Published 12:19 am Sunday, September 10, 2006

On Sept. 11, 2001, U.S. Rep. Nathan Deal, R-Ga., was on an airplane waiting to take off from Atlanta’s Hartsfield Airport to return to Washington.

“They asked us all to get off the airplane. By the time we got off the plane, they had these emergency announcements to evacuate the airport,” he said.

That’s when Deal first heard that planes had been hijacked and flown into the towers of the World Trade Center and the Pentagon.

Deal left the airport and returned home to Gainesville, then got in his car and drove back to Washington, arriving later that day.

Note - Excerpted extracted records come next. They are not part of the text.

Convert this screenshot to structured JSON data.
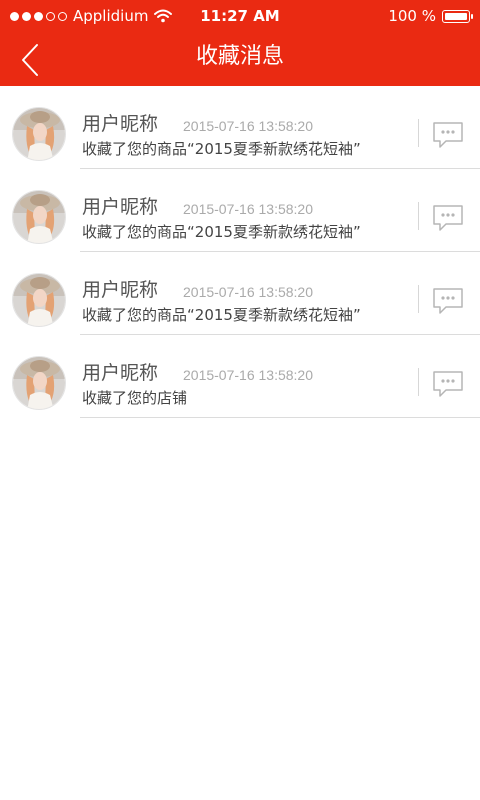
{
  "status_bar": {
    "carrier": "Applidium",
    "time": "11:27 AM",
    "battery_text": "100 %",
    "signal_full": 3,
    "signal_total": 5,
    "battery_level": 1.0
  },
  "header": {
    "title": "收藏消息",
    "background": "#ea2a12",
    "back_icon": "chevron-left-icon"
  },
  "notifications": [
    {
      "name": "用户昵称",
      "time": "2015-07-16 13:58:20",
      "message": "收藏了您的商品“2015夏季新款绣花短袖”",
      "icon": "chat-bubble-icon"
    },
    {
      "name": "用户昵称",
      "time": "2015-07-16 13:58:20",
      "message": "收藏了您的商品“2015夏季新款绣花短袖”",
      "icon": "chat-bubble-icon"
    },
    {
      "name": "用户昵称",
      "time": "2015-07-16 13:58:20",
      "message": "收藏了您的商品“2015夏季新款绣花短袖”",
      "icon": "chat-bubble-icon"
    },
    {
      "name": "用户昵称",
      "time": "2015-07-16 13:58:20",
      "message": "收藏了您的店铺",
      "icon": "chat-bubble-icon"
    }
  ]
}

“It was in a state of shock. There was a lot of uncertainty. Who did this? Why? What else was planned? But there was also a sense of resolve. We weren’t going to let people do this to us, intimidate us. There was also a sense of coming together,” he said.

Deal said that mood lasted for the next year or two, allowing Congress to pass several bills dealing with homeland security and terrorism with relatively little partisan battles.

“I think we’ve made tremendous progress,” he said.

Deal points to Afghanistan, where U.S. and coalition forces destroyed al-Qaida training camps and overthrew the Taliban government which had hosted them.

“Now we have a new constitution, a constitutionally elected president and national assembly,” he said.

“Female children who were formerly banned from school are now going to school. Two of the cabinet ministers are now women, and women have the right to vote,” he said.

Deal said the United States has also made great strides in disrupting the financial networks behind terrorist groups.

“We have a worldwide, coordinated effort to disrupt these networks,” he said.

Deal said the biggest challenge five years later is to not forget what happened on Sept. 11.

“You’re already hearing people talking about ‘Well, maybe 9/11 didn’t really happen. Maybe it was a conspiracy by the government,’” he said.

Deal says the public isn’t aware, and sometimes can’t be made aware, of all the things that have been done to prevent further attacks.